The U.S. Energy Information Administration estimates the world total of technically recoverable shale gas reserves is enough to meet 60 year's worth of total global consumption. About half of that total is in five countries, with the United States in the leadership position.
U.S. President Donald Trump has put energy dominance at the top of a national security strategy. The United States became a net gas exporter last year. The super-cooled form of liquid gas, meanwhile, has the ability to increase U.S. leverage overseas by reaching markets typically fed by Russia.
The U.N. Conference on Trade and Development said natural gas could contribute to a "smooth transition" to a low-carbon economy because it emits 40 percent less carbon dioxide per unit of energy produced than coal. Carbon dioxide is a potent greenhouse gas. The main component of natural gas, however, is methane, which is far more potent than CO2.
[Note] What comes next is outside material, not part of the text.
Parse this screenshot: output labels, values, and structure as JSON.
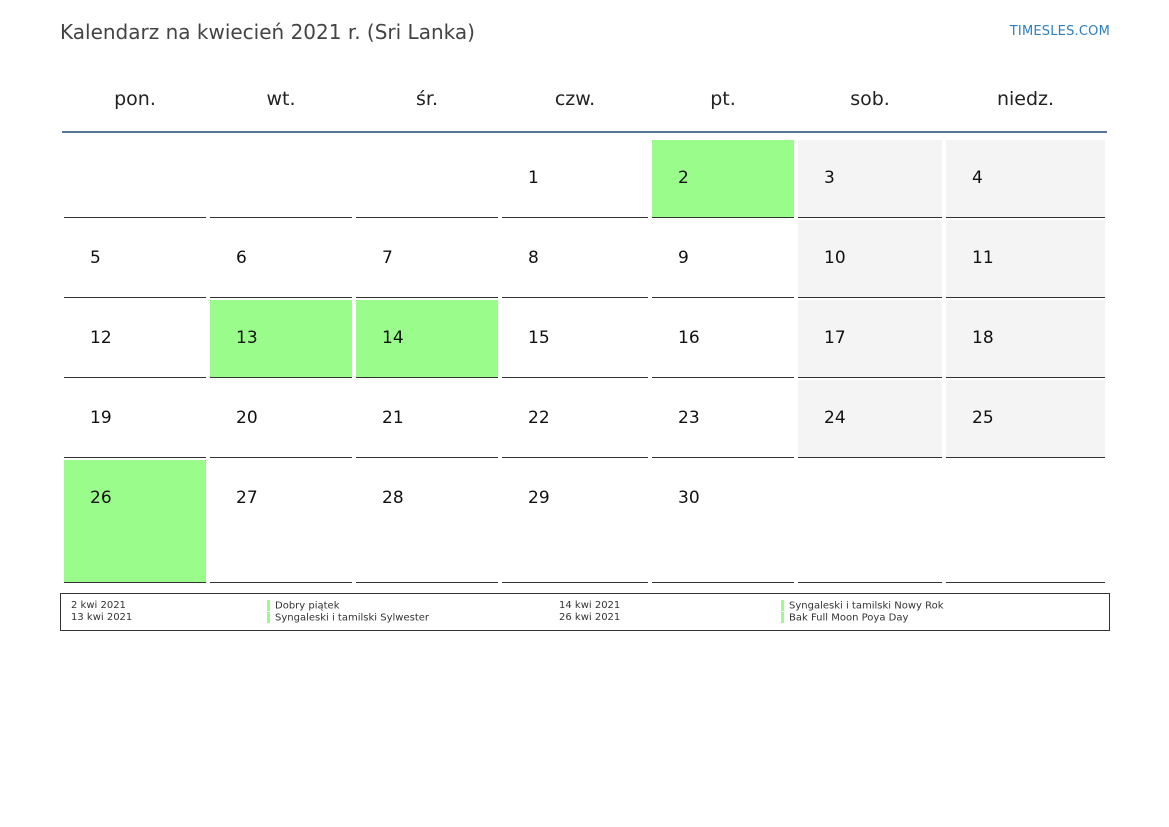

UNCTAD Secretary-General Mukhisa Kituyi said shale gas is attractive now, but countries looking to capitalize on the resources should understand the pros and cons.
"Climate change means that all countries must, as a matter of strategic urgency, move away from burning fossil fuels, including shale gas," he said in a statement.
The British economy is looking to capitalize on its shale gas assets as it tries to break away from foreign suppliers. Offshore wind, however, is a growing component of the British energy mix. The United States, for its part, is advancing offshore wind in Atlantic coastal states and the sector is evolving beyond the nascent stage.
Beyond emissions, UNCTAD's report said hydraulic fracturing processes use large volumes of water and carries with it risks of groundwater of surface water contamination. A study from the U.S. Geological Survey, meanwhile, found the disposal of oil and gas-related wastewater is the "primary reason" for an increase in seismic activity in central states like Oklahoma. That process is different from hydraulic fracturing.
The USGS recorded a magnitude-3 tremor on central Oklahoma, home to much of the state's shale natural gas reserves, on Wednesday.